West Virginia Record

Thursday, September 19, 2019

Supreme Court sides with Rent-A-Center regarding arbitration in workers' comp discrimination case

Lawsuits

By Kyla Asbury | Jun 27, 2019


CHARLESTON – The West Virginia Supreme Court of Appeals recently sided with Rent-A-Center in a case alleging workers’ compensation discrimination.

The opinion written by Chief Justice Beth Walker reversed the decision by the Mercer Circuit Court denying a motion to compel arbitration regarding a lawsuit filed by former employee Anita Ellis against Rent-A-Center claiming workers’ compensation discrimination after she was fired.

After Ellis filed her suit, Rent-A-Center moved to compel arbitration based on an arbitration agreement Ellis signed when she was hired, court filings said. The arbitration agreement included a delegation clause requiring challenges of the agreement be resolved by an arbitrator and not a court.

“Because the delegation clause was neither unconscionable nor unenforceable, we reverse the circuit court and remand this case for an order compelling arbitration,” Walker said in the Supreme Court opinion. Justice Margaret Workman concurred and authored a separate opinion.

“After respondent Anita Ellis was terminated from employment, she filed workers’ compensation discrimination claims against petitioners Rent-A-Center Inc. and Rent-A-Center East Inc.,” Walker wrote. “Relying on the arbitration agreement that respondent signed at the time she was hired, petitioners moved to compel arbitration. “

In her suit, Ellis challenged the arbitration agreement’s delegation clause.

“The circuit court found the delegation clause unconscionable and refused to enforce the arbitration agreement,” Walker wrote. “On appeal, petitioners contend that the delegation clause should have been enforced and the matter sent to arbitration.”

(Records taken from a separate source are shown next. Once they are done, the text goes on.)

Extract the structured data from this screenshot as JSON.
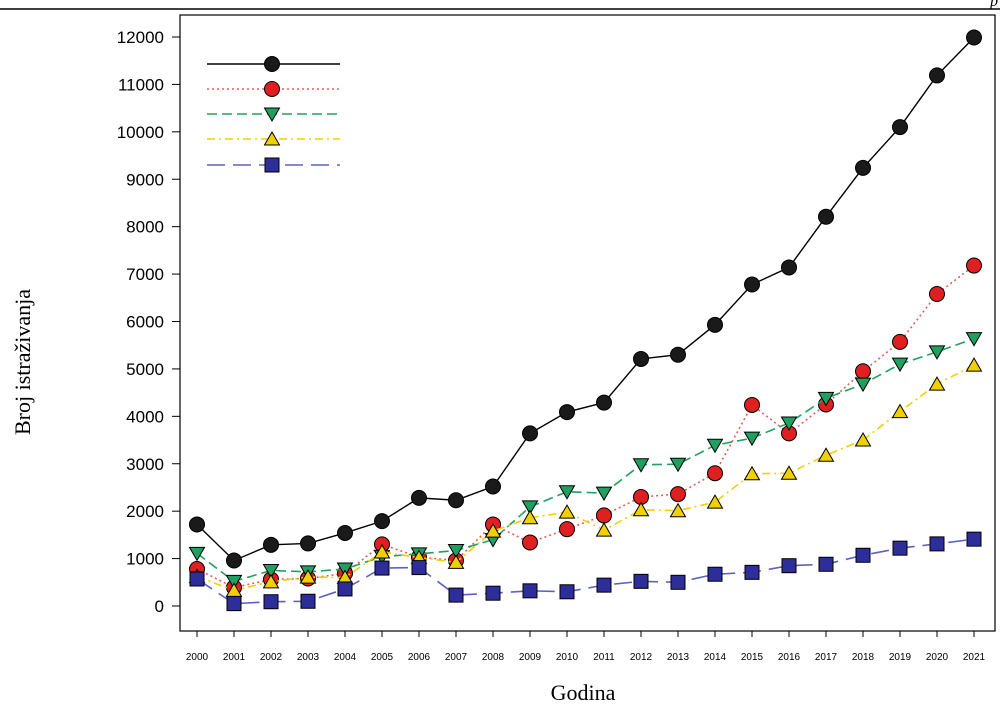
{
  "header_letter": "p",
  "chart_data": {
    "type": "line",
    "title": "",
    "xlabel": "Godina",
    "ylabel": "Broj istraživanja",
    "ylim": [
      0,
      12000
    ],
    "yticks": [
      0,
      1000,
      2000,
      3000,
      4000,
      5000,
      6000,
      7000,
      8000,
      9000,
      10000,
      11000,
      12000
    ],
    "categories": [
      "2000",
      "2001",
      "2002",
      "2003",
      "2004",
      "2005",
      "2006",
      "2007",
      "2008",
      "2009",
      "2010",
      "2011",
      "2012",
      "2013",
      "2014",
      "2015",
      "2016",
      "2017",
      "2018",
      "2019",
      "2020",
      "2021"
    ],
    "grid": false,
    "legend": "top-left",
    "series": [
      {
        "values": [
          1720,
          960,
          1290,
          1320,
          1540,
          1790,
          2280,
          2230,
          2520,
          3640,
          4090,
          4290,
          5210,
          5300,
          5930,
          6780,
          7140,
          8210,
          9240,
          10100,
          11190,
          11990
        ],
        "color": "#000000",
        "marker": "circle",
        "marker_fill": "#1a1a1a",
        "line_style": "solid"
      },
      {
        "values": [
          780,
          390,
          560,
          580,
          690,
          1300,
          1030,
          960,
          1720,
          1340,
          1620,
          1910,
          2300,
          2360,
          2800,
          4240,
          3640,
          4250,
          4950,
          5570,
          6580,
          7180
        ],
        "color": "#e06060",
        "marker": "circle",
        "marker_fill": "#e02020",
        "line_style": "dotted"
      },
      {
        "values": [
          1110,
          520,
          750,
          720,
          780,
          1040,
          1100,
          1170,
          1400,
          2090,
          2410,
          2380,
          2980,
          2990,
          3390,
          3540,
          3860,
          4380,
          4680,
          5100,
          5360,
          5640
        ],
        "color": "#20a060",
        "marker": "triangle-down",
        "marker_fill": "#20a060",
        "line_style": "dashed"
      },
      {
        "values": [
          620,
          330,
          510,
          610,
          600,
          1140,
          1020,
          920,
          1580,
          1860,
          1980,
          1600,
          2030,
          2010,
          2190,
          2790,
          2800,
          3180,
          3500,
          4100,
          4680,
          5080
        ],
        "color": "#f0d000",
        "marker": "triangle-up",
        "marker_fill": "#f0d000",
        "line_style": "dashdot"
      },
      {
        "values": [
          570,
          50,
          90,
          100,
          360,
          800,
          810,
          230,
          270,
          320,
          300,
          440,
          520,
          500,
          670,
          710,
          850,
          880,
          1070,
          1220,
          1310,
          1410
        ],
        "color": "#6060c0",
        "marker": "square",
        "marker_fill": "#2e2e9a",
        "line_style": "longdash"
      }
    ]
  }
}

The circuit court determined that the agreement substantially impaired a plaintiff’s right to pursue remedies for their losses such as a class action suit, which was expressly waived in the agreement, and that it would deprive the respondent of a statutory remedy that exists to benefit and protect workers that have the claims set forth in West Virginia Code § 23-5A-3, court filings said.

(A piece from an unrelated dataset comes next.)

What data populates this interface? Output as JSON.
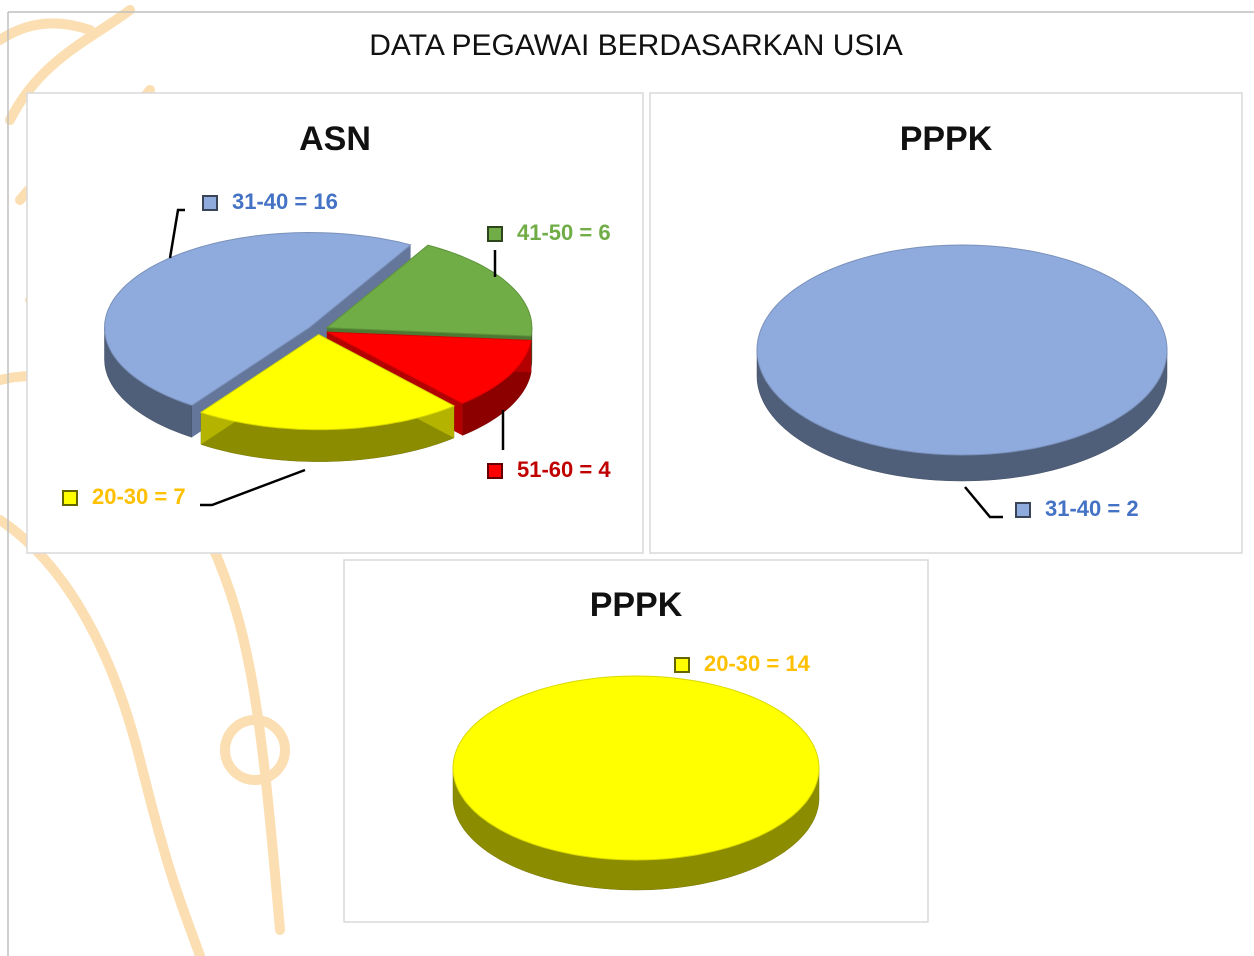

The circuit court also concluded that there was a lack of a real and voluntary meeting of the minds, there was an overall imbalance and one-sidedness to the agreement and there was no choice or bargaining on the part of the respondent, as her only alternative to signing the agreement was not taking the job, court filings said.

“Petitioners contend, and we agree, that the arbitration agreement also contains mutual promises by both parties to arbitrate disputes covered by the agreement, which constitutes sufficient consideration to support the agreement,” the Supreme Court opinion said. “This mutuality is far more than the ‘modicum of bilaterality’ required by our court in employment arbitration agreements. Thus, we find nothing in the delegation clause upon which to conclude that it lacks mutuality.”

The Supreme Court determined the circuit court should have referred the parties’ arguments about the enforceability of the arbitration agreement to the arbitrator.

“For these reasons, we reverse the circuit court’s June 23, 2017, order, and remand the case to the circuit court with directions to refer the respondent’s challenge to the enforceability of the arbitration agreement to an arbitrator, in accordance with the parties’ contract,” Walker wrote.

Workman wrote in her concurring opinion that she wanted to point out that arbitration agreements are trumping individuals’ rights to jury trials and that fundamental right should be “zealously guarded.”

“The arbitration agreement deprived Ms. Ellis of the right to have a jury determine the facts surrounding the issue of whether her statutory rights were violated,” Workman wrote. “I will continue to express my judicial disdain for these mandatory arbitration agreements prepared by sophisticated businesses and forced upon people as a condition of employment.”